Overexpression of capping protein causes severe abnormalities in polar body extrusion
Next, we tested the effects of ectopic overexpression of capping protein on spindle migration and oocyte maturation. To overexpress capping protein, cRNA encoding GFP-fused mouse CapZβ2 was injected into GV-stage oocytes. Whereas GFP cRNA-injected control oocytes showed no morphological defects, oocytes injected with GFP–CapZβ2 cRNA displayed severe abnormalities in polar body formation (Fig. 4A). Although there was no relationship between polar body size and GFP intensity in GFP cRNA-injected oocytes, there was a weak correlation (r = 0.228) between GFP intensity and polar body size in GFP–CapZβ2 cRNA-injected oocytes (supplementary material Fig. S3). Similar to the results of knockdown experiments, the percentage of oocytes that reached MII did not markedly differ between the two groups (data not shown). However, many GFP–CapZβ2 cRNA-injected oocytes exhibited abnormalities in polar body formation. Nearly half of GFP–CapZβ2 cRNA-injected oocytes (48%, n = 85) displayed abnormalities in polar body formation, in comparison to 12% (n = 43) of control GFP cRNA-injected oocytes (P<0.001, Fig. 4B). Some of these oocytes exhibited multiple polar body-like structures or polar bodies that had flat sides, whereas others exhibited symmetric division (Fig. 4C). Similar to the distribution of endogenous capping protein, GFP–CapZβ2 was dispersed evenly throughout the oocyte and polar body, indicating that the protein was mainly localized in the oocyte cytoplasm. Next, the level of cytoplasmic actin mesh was measured (Fig. 4D). When oocytes were treated with GFP–CapZβ2 cRNA, the amount of actin mesh at MI and MII stages was not significantly decreased (P = 0.93 and P = 0.99, respectively) compared with that in GFP cRNA-injected control oocytes (Fig. 4E).

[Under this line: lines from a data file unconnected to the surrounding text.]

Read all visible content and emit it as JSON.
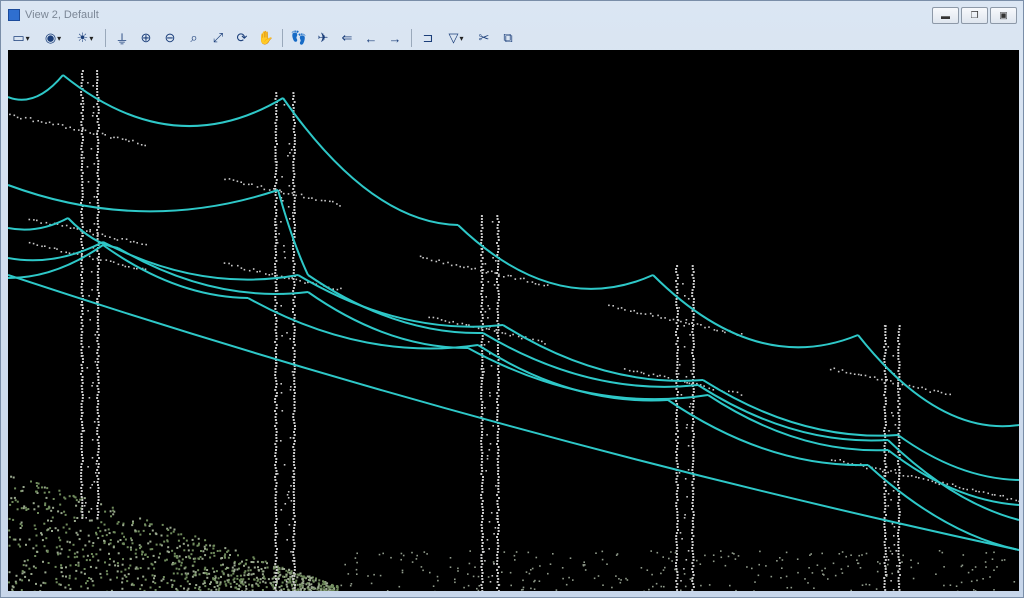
{
  "window": {
    "title": "View 2, Default",
    "controls": [
      "minimize",
      "restore",
      "close"
    ]
  },
  "toolbar": {
    "items": [
      {
        "icon": "view-attributes-icon",
        "glyph": "▭",
        "dropdown": true
      },
      {
        "icon": "display-mode-icon",
        "glyph": "◉",
        "dropdown": true
      },
      {
        "icon": "lighting-icon",
        "glyph": "☀",
        "dropdown": true
      },
      {
        "icon": "update-view-icon",
        "glyph": "⏚",
        "dropdown": false
      },
      {
        "icon": "zoom-in-icon",
        "glyph": "⊕",
        "dropdown": false
      },
      {
        "icon": "zoom-out-icon",
        "glyph": "⊖",
        "dropdown": false
      },
      {
        "icon": "window-area-icon",
        "glyph": "⌕",
        "dropdown": false
      },
      {
        "icon": "fit-view-icon",
        "glyph": "⤢",
        "dropdown": false
      },
      {
        "icon": "rotate-view-icon",
        "glyph": "⟳",
        "dropdown": false
      },
      {
        "icon": "pan-view-icon",
        "glyph": "✋",
        "dropdown": false
      },
      {
        "icon": "walk-icon",
        "glyph": "👣",
        "dropdown": false
      },
      {
        "icon": "fly-icon",
        "glyph": "✈",
        "dropdown": false
      },
      {
        "icon": "view-previous-icon",
        "glyph": "⇐",
        "dropdown": false
      },
      {
        "icon": "view-previous-arrow-icon",
        "glyph": "←",
        "dropdown": false
      },
      {
        "icon": "view-next-arrow-icon",
        "glyph": "→",
        "dropdown": false
      },
      {
        "icon": "clip-volume-icon",
        "glyph": "⊐",
        "dropdown": false
      },
      {
        "icon": "camera-icon",
        "glyph": "▽",
        "dropdown": true
      },
      {
        "icon": "clear-clip-icon",
        "glyph": "✂",
        "dropdown": false
      },
      {
        "icon": "copy-view-icon",
        "glyph": "⧉",
        "dropdown": false
      }
    ]
  },
  "scene": {
    "background": "#000000",
    "wire_color": "#2ec8c8",
    "point_color": "#c8c8c8",
    "vegetation_color": "#6f8a5c"
  }
}
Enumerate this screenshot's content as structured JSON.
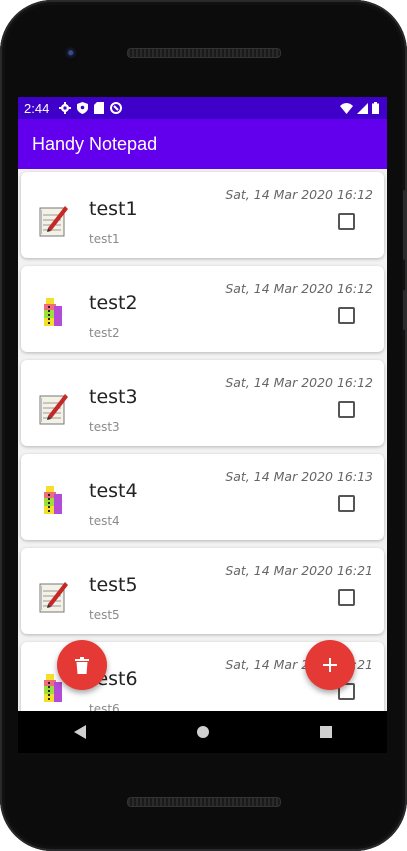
{
  "status_bar": {
    "time": "2:44"
  },
  "app_bar": {
    "title": "Handy Notepad"
  },
  "notes": [
    {
      "title": "test1",
      "subtitle": "test1",
      "date": "Sat, 14 Mar 2020 16:12",
      "icon": "notepad-pencil-icon",
      "checked": false
    },
    {
      "title": "test2",
      "subtitle": "test2",
      "date": "Sat, 14 Mar 2020 16:12",
      "icon": "zip-archive-icon",
      "checked": false
    },
    {
      "title": "test3",
      "subtitle": "test3",
      "date": "Sat, 14 Mar 2020 16:12",
      "icon": "notepad-pencil-icon",
      "checked": false
    },
    {
      "title": "test4",
      "subtitle": "test4",
      "date": "Sat, 14 Mar 2020 16:13",
      "icon": "zip-archive-icon",
      "checked": false
    },
    {
      "title": "test5",
      "subtitle": "test5",
      "date": "Sat, 14 Mar 2020 16:21",
      "icon": "notepad-pencil-icon",
      "checked": false
    },
    {
      "title": "test6",
      "subtitle": "test6",
      "date": "Sat, 14 Mar 2020 16:21",
      "icon": "zip-archive-icon",
      "checked": false
    }
  ],
  "fabs": {
    "delete_icon": "trash-icon",
    "add_icon": "plus-icon"
  },
  "colors": {
    "app_bar": "#6200ee",
    "status_bar": "#3f00c9",
    "fab": "#e53935"
  }
}
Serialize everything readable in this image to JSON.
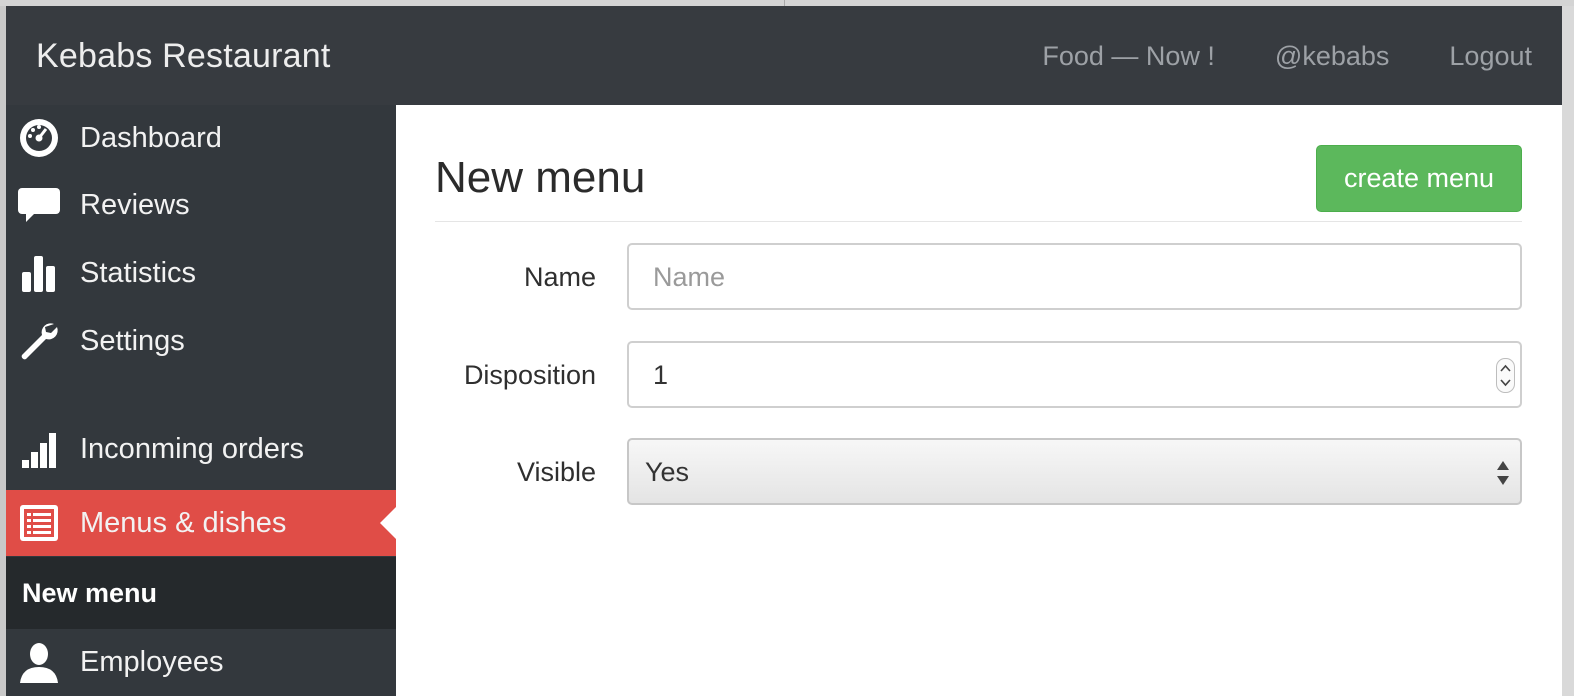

Knockdown or overexpression of capping protein affects spindle migration speed or cytokinesis timing
We performed time-lapse microscopy to investigate the effects of capping protein knockdown or ectopic overexpression on spindle migration and polar body extrusion. In control oocytes injected with α-tubulin-GFP cRNA, polar body extrusion occurred 8.5–11 h after the resumption of maturation, and the size and morphology of the polar body were normal (Fig. 5A; supplementary material Movies 1, 2). As previously reported (Yi et al., 2013a), the spindle migration speed dramatically increased as the spindle approached the cortex (Fig. 5B). By contrast, spindle migration was substantially retarded in oocytes with knockdown of capping protein (Fig. 5C,D; supplementary material Movies 3, 4). In some of these oocytes, the spindle did not move or moved extremely slowly, and cytokinesis had not occurred 12 h after the resumption of maturation (supplementary material Movies 5, 6). In general, spindle movement was slowed and cytokinesis was delayed in oocytes with capping protein knockdown, as determined by spindle tracking.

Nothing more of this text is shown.